Puis il plongea dans un monde de fous hurlants et puants, à la bouche souillée d’une bave carminée, qui agitaient leurs immenses massues d’acier, mus par la seule volonté de détruire un homme de plus avant de mourir.
Avançant lentement, Feric fauchait régulièrement de la Grande Massue de Held l’espace devant lui – droite, gauche, droite – sans rater un seul coup, sans laisser à un seul Guerrier aux yeux rouges la moindre chance de passer sous sa garde. Chacune des trajectoires coupait en deux plus d’une vingtaine de Guerriers à hauteur de poitrine, dans une éruption de sang et d’intestins verdâtres et gluants. En quelques secondes l’arme mystique fut à ce point trempée de sang que celui-ci coula le long du bras de Feric, baptisant le cuir immaculé de son uniforme neuf du liquide vital de l’ennemi.
Jetant un rapide coup d’œil, Feric aperçut Best sur ses talons, qui martelait les Guerriers avec un total abandon extatique, ses yeux brûlant d’un fanatisme sans peur et sans pitié. De part et d’autre de Best, de grands motards blonds S.S. avançaient sur une ligne ininterrompue, se précipitant sur l’ennemi avec un courage surhumain et avec toute l’impétuosité helder. De grandes grappes de géants grognant et bavant écrasaient leurs massues sur les chars helders dans un accès de fureur vaine, se déchirant les mains en lambeaux sanglants sur les blindages d’acier, tandis que les mitrailleurs, à l’intérieur des forteresses mobiles, criblaient leurs corps de millions de balles et que les sourdes chenilles d’acier roulaient inexorablement sur leurs cadavres immondes.

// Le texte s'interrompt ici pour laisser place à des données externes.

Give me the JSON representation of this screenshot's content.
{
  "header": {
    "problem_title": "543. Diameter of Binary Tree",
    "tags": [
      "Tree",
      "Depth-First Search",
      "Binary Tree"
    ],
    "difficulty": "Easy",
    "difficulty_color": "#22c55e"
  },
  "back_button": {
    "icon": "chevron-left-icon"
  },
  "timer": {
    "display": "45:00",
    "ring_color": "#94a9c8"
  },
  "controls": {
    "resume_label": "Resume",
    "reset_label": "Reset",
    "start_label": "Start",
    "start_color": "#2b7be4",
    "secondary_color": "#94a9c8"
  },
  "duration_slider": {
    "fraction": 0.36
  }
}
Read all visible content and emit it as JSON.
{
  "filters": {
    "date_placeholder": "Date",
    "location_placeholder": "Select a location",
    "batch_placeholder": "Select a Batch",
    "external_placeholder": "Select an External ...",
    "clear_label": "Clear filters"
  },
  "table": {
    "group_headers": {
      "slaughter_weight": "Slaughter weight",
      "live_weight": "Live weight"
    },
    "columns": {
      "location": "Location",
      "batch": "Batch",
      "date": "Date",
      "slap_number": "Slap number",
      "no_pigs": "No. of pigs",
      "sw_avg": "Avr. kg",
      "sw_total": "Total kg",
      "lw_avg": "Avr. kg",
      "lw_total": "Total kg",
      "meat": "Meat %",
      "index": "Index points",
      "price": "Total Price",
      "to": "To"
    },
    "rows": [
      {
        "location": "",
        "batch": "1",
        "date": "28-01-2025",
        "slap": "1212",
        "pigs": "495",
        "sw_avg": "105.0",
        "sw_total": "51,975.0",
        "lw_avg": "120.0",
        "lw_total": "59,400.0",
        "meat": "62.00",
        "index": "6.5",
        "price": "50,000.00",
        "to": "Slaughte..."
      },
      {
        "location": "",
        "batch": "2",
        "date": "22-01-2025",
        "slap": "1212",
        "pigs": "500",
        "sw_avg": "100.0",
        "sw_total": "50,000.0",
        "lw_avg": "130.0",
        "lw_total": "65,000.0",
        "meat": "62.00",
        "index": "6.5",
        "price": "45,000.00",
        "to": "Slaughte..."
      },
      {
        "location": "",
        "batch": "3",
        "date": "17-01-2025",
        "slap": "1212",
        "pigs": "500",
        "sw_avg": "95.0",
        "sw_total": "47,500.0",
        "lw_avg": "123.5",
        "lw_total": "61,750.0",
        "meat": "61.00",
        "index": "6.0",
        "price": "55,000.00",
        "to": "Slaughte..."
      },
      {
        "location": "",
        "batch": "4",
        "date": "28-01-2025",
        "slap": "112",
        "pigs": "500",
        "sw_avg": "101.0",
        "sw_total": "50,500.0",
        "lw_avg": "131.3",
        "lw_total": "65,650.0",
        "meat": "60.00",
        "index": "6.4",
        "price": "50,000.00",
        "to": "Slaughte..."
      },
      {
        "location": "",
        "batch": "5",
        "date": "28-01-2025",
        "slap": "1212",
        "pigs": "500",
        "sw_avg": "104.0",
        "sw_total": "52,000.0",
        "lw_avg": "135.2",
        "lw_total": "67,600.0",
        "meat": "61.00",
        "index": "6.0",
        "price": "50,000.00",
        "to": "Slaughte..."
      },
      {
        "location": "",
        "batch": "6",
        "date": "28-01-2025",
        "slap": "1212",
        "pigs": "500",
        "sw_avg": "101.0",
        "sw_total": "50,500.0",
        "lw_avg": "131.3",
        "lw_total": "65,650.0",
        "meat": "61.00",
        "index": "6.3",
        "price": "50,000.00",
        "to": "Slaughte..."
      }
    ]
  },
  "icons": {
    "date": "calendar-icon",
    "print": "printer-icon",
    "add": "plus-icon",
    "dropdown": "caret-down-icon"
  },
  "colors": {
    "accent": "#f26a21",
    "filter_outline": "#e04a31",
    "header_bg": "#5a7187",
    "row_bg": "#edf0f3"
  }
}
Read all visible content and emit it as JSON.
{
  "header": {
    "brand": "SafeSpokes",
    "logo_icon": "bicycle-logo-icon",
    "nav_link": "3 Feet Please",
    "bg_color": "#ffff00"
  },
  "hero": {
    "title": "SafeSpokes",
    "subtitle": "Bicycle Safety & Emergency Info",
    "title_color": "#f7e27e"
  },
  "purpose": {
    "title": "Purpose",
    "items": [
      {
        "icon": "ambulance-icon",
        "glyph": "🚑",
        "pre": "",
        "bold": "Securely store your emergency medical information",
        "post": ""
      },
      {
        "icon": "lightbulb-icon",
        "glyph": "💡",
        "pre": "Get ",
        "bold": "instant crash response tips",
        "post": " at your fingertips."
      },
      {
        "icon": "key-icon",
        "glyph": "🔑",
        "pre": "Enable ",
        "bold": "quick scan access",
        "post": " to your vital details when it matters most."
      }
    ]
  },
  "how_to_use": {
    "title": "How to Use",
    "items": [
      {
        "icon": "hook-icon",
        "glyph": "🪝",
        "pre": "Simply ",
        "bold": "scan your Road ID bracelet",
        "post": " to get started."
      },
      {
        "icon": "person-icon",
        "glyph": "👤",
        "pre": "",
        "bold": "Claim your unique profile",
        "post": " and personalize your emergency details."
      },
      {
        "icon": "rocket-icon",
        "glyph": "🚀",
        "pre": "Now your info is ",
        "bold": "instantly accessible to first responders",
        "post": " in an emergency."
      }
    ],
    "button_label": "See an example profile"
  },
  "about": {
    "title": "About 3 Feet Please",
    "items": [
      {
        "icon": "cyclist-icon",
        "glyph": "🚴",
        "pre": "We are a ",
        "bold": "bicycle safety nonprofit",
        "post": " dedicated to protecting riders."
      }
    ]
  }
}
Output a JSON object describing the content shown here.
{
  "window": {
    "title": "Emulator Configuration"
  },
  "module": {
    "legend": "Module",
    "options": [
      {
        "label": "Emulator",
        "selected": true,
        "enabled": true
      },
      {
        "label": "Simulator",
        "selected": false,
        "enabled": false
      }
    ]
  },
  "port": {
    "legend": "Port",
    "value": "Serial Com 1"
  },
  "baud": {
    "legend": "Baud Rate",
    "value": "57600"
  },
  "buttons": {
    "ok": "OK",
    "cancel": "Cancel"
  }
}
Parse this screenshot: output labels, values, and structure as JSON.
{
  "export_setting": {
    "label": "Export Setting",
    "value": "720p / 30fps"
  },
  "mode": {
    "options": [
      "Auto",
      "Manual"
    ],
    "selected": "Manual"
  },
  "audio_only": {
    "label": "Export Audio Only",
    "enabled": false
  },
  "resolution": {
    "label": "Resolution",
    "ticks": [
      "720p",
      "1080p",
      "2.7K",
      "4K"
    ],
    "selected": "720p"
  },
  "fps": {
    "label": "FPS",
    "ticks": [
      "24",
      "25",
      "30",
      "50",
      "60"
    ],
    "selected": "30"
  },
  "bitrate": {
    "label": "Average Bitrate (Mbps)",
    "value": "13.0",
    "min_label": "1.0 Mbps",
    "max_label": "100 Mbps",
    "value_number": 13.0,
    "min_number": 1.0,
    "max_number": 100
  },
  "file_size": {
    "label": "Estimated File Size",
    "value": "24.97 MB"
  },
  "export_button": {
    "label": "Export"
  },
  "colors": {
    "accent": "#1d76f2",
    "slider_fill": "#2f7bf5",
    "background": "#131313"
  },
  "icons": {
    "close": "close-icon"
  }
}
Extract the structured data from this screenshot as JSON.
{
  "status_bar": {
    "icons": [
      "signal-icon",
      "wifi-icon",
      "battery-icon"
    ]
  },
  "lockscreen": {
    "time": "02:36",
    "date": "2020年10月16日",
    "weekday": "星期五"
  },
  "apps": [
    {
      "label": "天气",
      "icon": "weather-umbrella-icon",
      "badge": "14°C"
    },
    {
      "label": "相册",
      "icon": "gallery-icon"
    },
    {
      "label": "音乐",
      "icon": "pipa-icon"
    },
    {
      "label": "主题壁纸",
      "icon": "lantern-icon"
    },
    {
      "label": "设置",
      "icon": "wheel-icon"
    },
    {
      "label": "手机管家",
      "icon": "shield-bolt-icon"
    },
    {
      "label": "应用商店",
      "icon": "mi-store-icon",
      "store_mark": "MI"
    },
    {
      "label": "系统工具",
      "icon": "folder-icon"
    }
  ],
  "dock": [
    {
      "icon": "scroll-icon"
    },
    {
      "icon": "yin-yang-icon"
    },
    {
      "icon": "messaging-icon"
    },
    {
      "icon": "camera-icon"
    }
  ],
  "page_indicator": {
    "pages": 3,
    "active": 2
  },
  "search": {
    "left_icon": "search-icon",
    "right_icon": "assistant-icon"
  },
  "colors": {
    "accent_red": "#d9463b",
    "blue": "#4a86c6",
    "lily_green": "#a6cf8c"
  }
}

Pour Feric, ce combat à mort se parait d’une beauté mystique. Heldon et Zind eux-mêmes étaient engagés dans une bataille décisive, non des Guerriers et des êtres humains particuliers ; le pur génotype humain affrontait la perversion génétique des Dominateurs pour un enjeu de taille, la domination de la Terre et de l’univers pour la suite des temps. Chaque soldat helder combattait, l’esprit enflammé par la véritable signification de ce combat, son âme embrasée de l’ardeur guerrière raciale qu’y avait allumée Feric, son corps et sa volonté se confondant avec l’identité raciale qu’était Heldon. Cet immense réservoir de courage racial, d’énergie et de conscience était canalisé directement dans l’âme de Feric, de telle sorte que Feric Jaggar était Heldon, Heldon Feric Jaggar ; et tous deux montaient un jaggarnath fatidique qui ne pouvait connaître d’échec.